Most commonly, AVMs present as a pink vascular stain on the skin, mimicking port-wine stain. They are often located on the head and neck, the nose and central face/lip are common locations as is the ear ( Fig. 22.10 ). As mentioned above, lesions are warm and may have a thrill or a bruit. AVMs may develop pyogenic granulomas within them that bleed and may need to be excised or treated with laser ablation. Any patient who presents with small, multifocal lesions that resemble PWS but demonstrate high flow on Doppler examination should receive a workup for CM AVM syndrome (see below). Lesions may become thicker, more nodular and darker in color with time. AVMs often progress during puberty or with trauma.

(A) A 5-day-old neonate with a midfacial quiescent arteriovenous malformation that subsequently worsened and proved to be part of a Bonnet–Dechaume–Blanc syndrome. (B) The same child at 8 years of age.

Extracutaneous findings

AVMs can be life-threatening lesions that worsen over time. Complications include disfigurement, pain, bony erosion, hemorrhage, and even death. Large AVMs may have associated high-output heart failure at birth or later in life, requiring intervention.

Diagnosis

Most AVMs can be diagnosed based on their natural history and physical examination characteristics. They may not be obvious at birth, most commonly lesions mimic port-wine stain, but unlike PWS, AVMs expand through childhood. In general, AVMs are warm, a bruit may be audible, and a thrill may be palpable. An actual vascular mass with tense draining veins, a thrill, and a bruit is uncommon for AVM in a newborn, and may represent a congenital hemangioma (see Chapter 21 ). The Schobinger Classification of AVMs divides the presentation into four stages based on severity and associated findings: Stage I, lesions are quiescent; Stage II, AVMs have expanded and a thrill or bruit is palpable; Stage III, AVM destruction occurs and lesions can lead to ulceration, bleeding and pain; and Stage IV AVMs are associated with cardiac compromise.

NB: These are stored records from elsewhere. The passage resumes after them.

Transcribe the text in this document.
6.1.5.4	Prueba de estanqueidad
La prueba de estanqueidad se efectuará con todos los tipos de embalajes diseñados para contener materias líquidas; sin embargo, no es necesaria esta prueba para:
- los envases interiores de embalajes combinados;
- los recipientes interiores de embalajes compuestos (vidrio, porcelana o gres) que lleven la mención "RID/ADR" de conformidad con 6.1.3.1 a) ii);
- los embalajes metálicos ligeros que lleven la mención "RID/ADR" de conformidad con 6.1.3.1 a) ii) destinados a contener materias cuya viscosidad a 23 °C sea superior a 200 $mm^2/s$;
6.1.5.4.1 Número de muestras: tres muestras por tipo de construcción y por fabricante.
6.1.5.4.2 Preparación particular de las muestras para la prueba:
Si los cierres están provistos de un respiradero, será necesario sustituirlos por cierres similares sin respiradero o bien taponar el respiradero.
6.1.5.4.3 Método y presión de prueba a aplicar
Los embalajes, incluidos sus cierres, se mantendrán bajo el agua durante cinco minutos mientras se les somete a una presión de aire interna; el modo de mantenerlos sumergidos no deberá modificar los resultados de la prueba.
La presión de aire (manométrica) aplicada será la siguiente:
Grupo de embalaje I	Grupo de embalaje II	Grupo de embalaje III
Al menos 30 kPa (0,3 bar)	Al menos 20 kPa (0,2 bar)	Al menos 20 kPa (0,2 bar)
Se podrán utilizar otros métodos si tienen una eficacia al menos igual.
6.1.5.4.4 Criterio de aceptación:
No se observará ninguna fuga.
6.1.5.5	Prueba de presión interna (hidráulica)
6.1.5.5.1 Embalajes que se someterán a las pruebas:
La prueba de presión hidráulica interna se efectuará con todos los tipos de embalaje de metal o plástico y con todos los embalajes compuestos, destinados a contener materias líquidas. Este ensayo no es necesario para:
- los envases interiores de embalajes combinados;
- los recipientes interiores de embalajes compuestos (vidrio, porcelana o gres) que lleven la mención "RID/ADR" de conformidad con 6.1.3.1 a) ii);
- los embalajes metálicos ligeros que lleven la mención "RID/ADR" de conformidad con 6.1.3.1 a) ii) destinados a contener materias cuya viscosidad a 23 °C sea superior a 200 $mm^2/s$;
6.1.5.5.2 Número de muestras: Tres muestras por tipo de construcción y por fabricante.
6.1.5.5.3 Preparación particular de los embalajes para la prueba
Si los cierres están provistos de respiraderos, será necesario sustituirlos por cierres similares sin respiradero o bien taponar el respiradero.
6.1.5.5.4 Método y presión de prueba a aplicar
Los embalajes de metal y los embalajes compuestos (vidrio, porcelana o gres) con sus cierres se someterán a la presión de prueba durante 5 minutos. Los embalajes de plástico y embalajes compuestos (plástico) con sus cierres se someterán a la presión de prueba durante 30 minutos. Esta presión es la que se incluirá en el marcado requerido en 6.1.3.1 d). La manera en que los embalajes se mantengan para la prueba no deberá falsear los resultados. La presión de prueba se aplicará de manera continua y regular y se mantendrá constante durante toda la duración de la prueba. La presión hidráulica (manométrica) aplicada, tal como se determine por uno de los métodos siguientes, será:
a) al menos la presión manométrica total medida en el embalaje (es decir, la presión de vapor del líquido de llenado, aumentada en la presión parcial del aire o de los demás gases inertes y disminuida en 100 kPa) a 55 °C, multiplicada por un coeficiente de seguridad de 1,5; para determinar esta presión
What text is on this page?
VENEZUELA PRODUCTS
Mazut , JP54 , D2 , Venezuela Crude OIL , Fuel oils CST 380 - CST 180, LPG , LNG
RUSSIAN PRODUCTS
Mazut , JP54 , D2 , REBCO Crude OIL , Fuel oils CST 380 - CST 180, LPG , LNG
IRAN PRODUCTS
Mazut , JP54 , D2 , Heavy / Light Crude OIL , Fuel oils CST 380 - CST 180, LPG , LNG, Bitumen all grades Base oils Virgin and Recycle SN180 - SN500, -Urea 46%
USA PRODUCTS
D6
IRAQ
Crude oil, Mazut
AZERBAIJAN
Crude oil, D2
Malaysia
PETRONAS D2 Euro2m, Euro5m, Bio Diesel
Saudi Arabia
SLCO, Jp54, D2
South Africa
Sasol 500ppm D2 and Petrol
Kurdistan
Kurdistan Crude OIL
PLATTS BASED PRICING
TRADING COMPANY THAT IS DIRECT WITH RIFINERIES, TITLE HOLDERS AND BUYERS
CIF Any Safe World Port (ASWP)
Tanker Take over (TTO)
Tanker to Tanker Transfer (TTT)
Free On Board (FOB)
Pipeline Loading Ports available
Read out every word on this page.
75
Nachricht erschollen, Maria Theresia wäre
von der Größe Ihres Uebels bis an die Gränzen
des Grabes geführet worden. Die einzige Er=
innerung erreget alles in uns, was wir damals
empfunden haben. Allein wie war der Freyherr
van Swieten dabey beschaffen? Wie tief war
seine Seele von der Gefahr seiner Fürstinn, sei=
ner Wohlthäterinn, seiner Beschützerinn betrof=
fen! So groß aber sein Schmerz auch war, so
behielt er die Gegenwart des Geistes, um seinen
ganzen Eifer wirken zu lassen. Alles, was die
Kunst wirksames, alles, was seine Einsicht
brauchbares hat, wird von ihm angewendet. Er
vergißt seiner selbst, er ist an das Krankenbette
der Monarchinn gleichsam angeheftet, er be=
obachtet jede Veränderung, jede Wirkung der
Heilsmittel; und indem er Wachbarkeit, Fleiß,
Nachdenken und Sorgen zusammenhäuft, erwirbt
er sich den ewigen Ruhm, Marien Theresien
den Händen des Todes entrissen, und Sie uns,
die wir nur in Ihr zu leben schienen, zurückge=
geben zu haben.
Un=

Color Doppler ultrasonography as well as MR with MR angio­graphy may be helpful in diagnosis, as well as delineating the extent of disease. Angiography is sometimes done to aid in diagnosis or in preparation for embolization or resection. In contrast to VMs, AVMs are not known to be associated with LIC.

Management

Early on, conservative observation may be the best course for Stage I and II AVMs, as interventions may lead to enlargement or worsening of the lesions secondary to trauma. In more advanced malformations, where there are complications or functional compromise, embolization is usually the first-line treatment. Embolization can also be done prior to a planned surgical resection. Embolization involves the delivery of an embolic agent, usually ethanol, onyx, polyvinyl alcohol or coils, into the AVM in an attempt to block the blood flow and reduce shunting. Embolization is considered a palliative measure, as there is no cure for AVMs. Surgical management of AVMs should be performed with caution as exacerbation or recurrences are common and any resulting deformity may not be cosmetically acceptable.